Ce n’est pas le temps qui passe
C’est, hélas !, nous qui passons…
Le temps jamais rien ne casse
Mais nous, parfois, nous cassons…
Le temps pas plus ne se lasse
Quand nous, souvent, nous lassons…
INTRODUCTION
Lecteur, d’abord merci d’avoir entrouvert
Ces pages qui mettent notre monde en vers.
Mais sois indulgent, mon ami, à ce livre
Si, par malheur, il ne t’aide pas à vivre.
Réserve la sévérité ou le rejet
À de bien plus conséquents et nobles objets.
Croyant fuir l’hiver qui jà coule en mes veines,
Blanchit mes tempes de douleurs et de peines,
Pour feuiller mes jours à l’encre de mes mots
Et fleurir mes nuits à l’âcre de mes maux,
Il ne témoigne que des instants qu’on vole
À la vie si pressée comme au temps malivole.

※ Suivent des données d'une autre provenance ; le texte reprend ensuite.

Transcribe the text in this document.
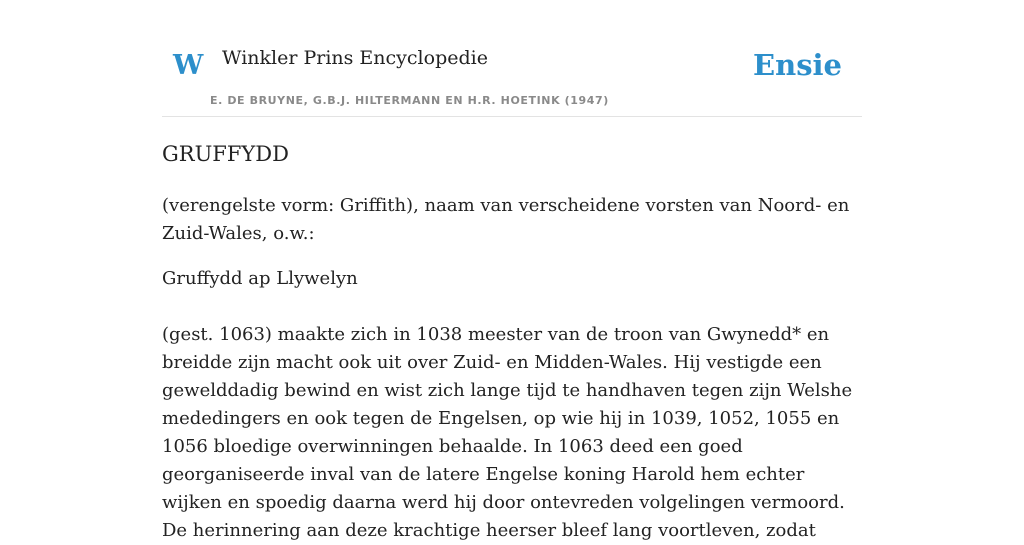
W Winkler Prins Encyclopedie
E. DE BRUYNE, G.B.J. HILTERMANN EN H.R. HOETINK (1947)
Ensie
GRUFFYDD

(verengelste vorm: Griffith), naam van verscheidene vorsten van Noord- en Zuid-Wales, o.w.:

Gruffydd ap Llywelyn

(gest. 1063) maakte zich in 1038 meester van de troon van Gwynedd* en breidde zijn macht ook uit over Zuid- en Midden-Wales. Hij vestigde een gewelddadig bewind en wist zich lange tijd te handhaven tegen zijn Welshe mededingers en ook tegen de Engelsen, op wie hij in 1039, 1052, 1055 en 1056 bloedige overwinningen behaalde. In 1063 deed een goed georganiseerde inval van de latere Engelse koning Harold hem echter wijken en spoedig daarna werd hij door ontevreden volgelingen vermoord. De herinnering aan deze krachtige heerser bleef lang voortleven, zodat
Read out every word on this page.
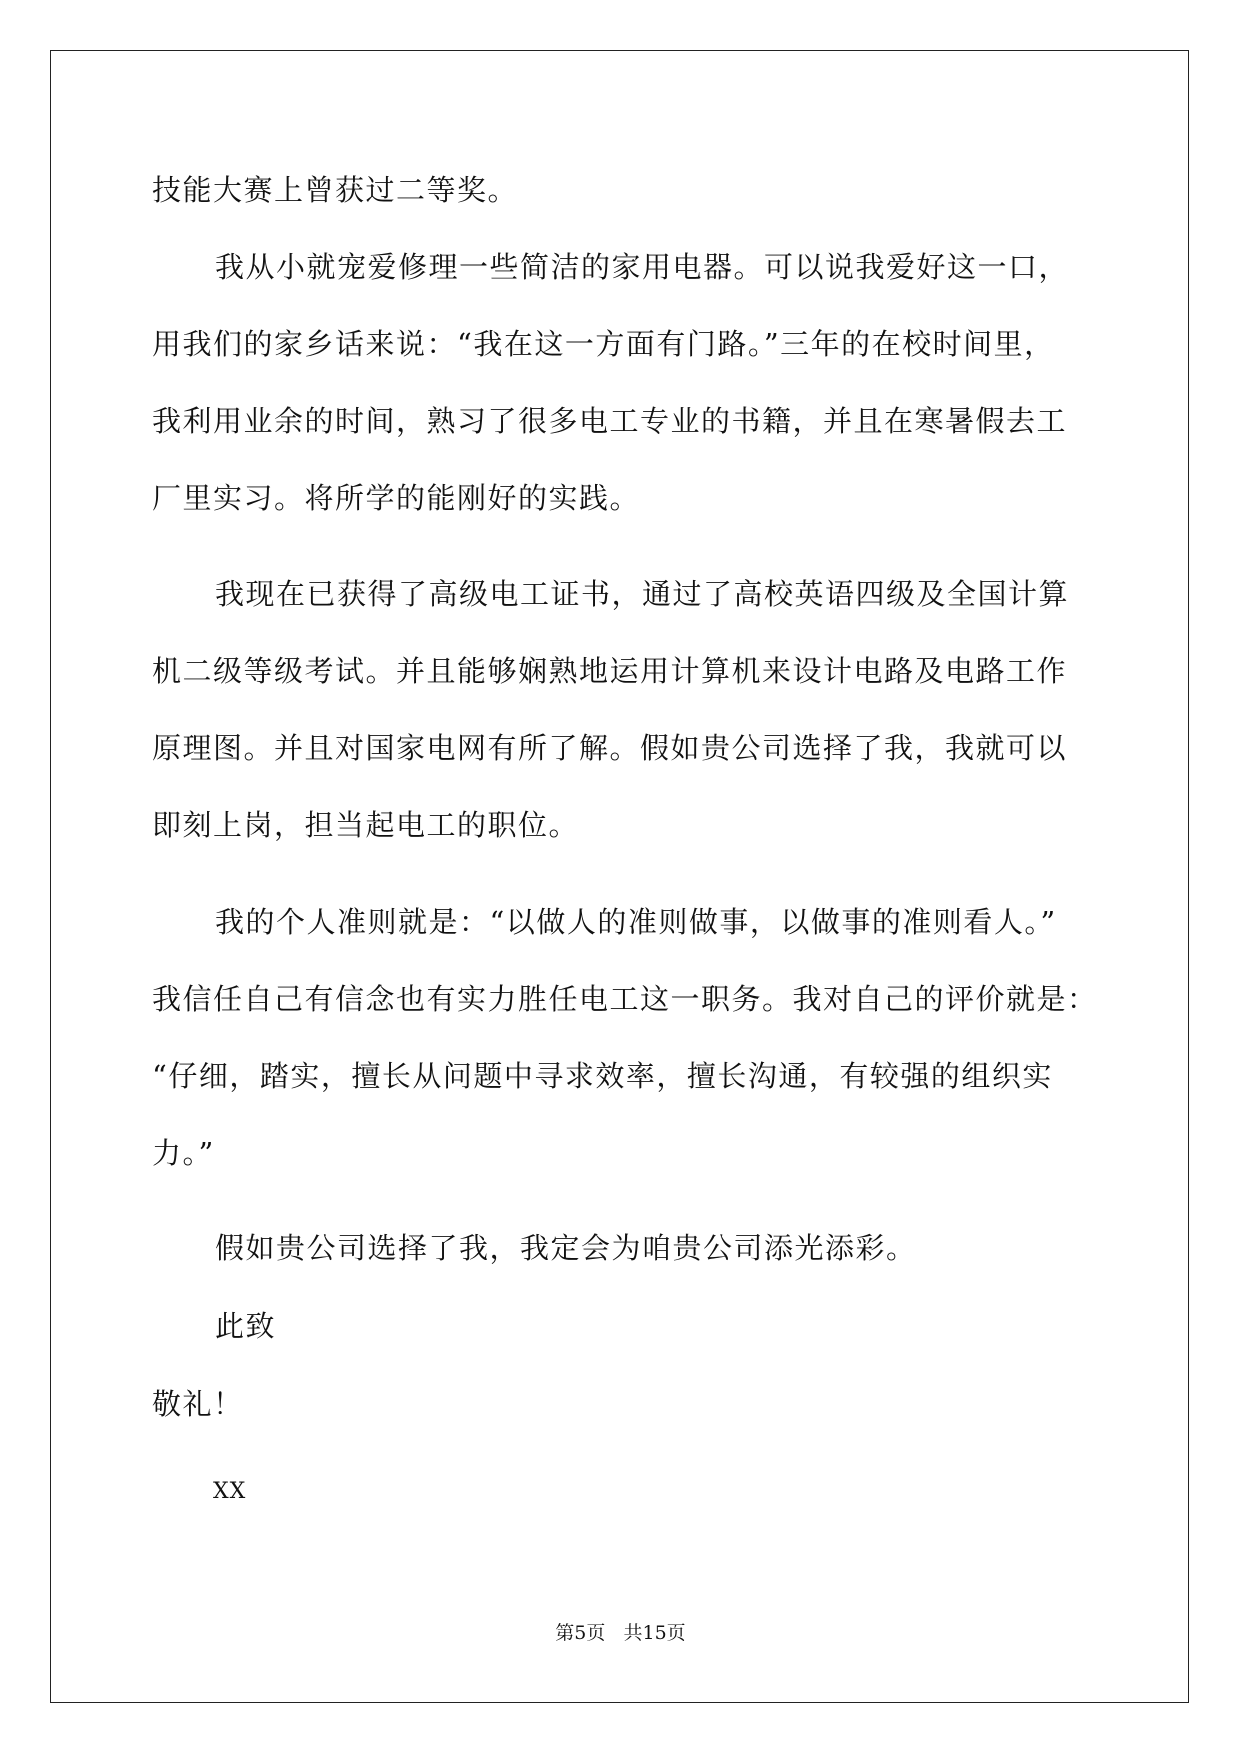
技能大赛上曾获过二等奖。
我从小就宠爱修理一些简洁的家用电器。可以说我爱好这一口，
用我们的家乡话来说：“我在这一方面有门路。”三年的在校时间里，
我利用业余的时间，熟习了很多电工专业的书籍，并且在寒暑假去工
厂里实习。将所学的能刚好的实践。
我现在已获得了高级电工证书，通过了高校英语四级及全国计算
机二级等级考试。并且能够娴熟地运用计算机来设计电路及电路工作
原理图。并且对国家电网有所了解。假如贵公司选择了我，我就可以
即刻上岗，担当起电工的职位。
我的个人准则就是：“以做人的准则做事，以做事的准则看人。”
我信任自己有信念也有实力胜任电工这一职务。我对自己的评价就是：
“仔细，踏实，擅长从问题中寻求效率，擅长沟通，有较强的组织实
力。”
假如贵公司选择了我，我定会为咱贵公司添光添彩。
此致
敬礼！
XX
第5页   共15页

C’est pour toi que je ne connais pas que j’écris.
Ton regard fera de ces chants et de ces cris
De la poésie et je prie, lors, pour qu’ils t’aident,
Que les lire soit un salutaire intermède,
Pour voir le monde tel qu’il est ou tel qu’il va
Au-delà de ses trames et de son canevas.
Bouts du monde
DANS LE LIT DU CIEL
Quand vous meublez de bruits le vide de vos vies
Et peuplez de feux sans joie des jours sans chaleur,
Aux heures étirant des nuits vivant sans envie,
Moi, je m’envole aux nues assécher ma douleur.
Sous la couverture de nuages roulés,
Parfois froissés d’ombres, souvent d’ambre ridés,
Je plonge et me vautre : ah, ces coins de ciels noueux
Ou écumeux qui font écho aux sols boueux !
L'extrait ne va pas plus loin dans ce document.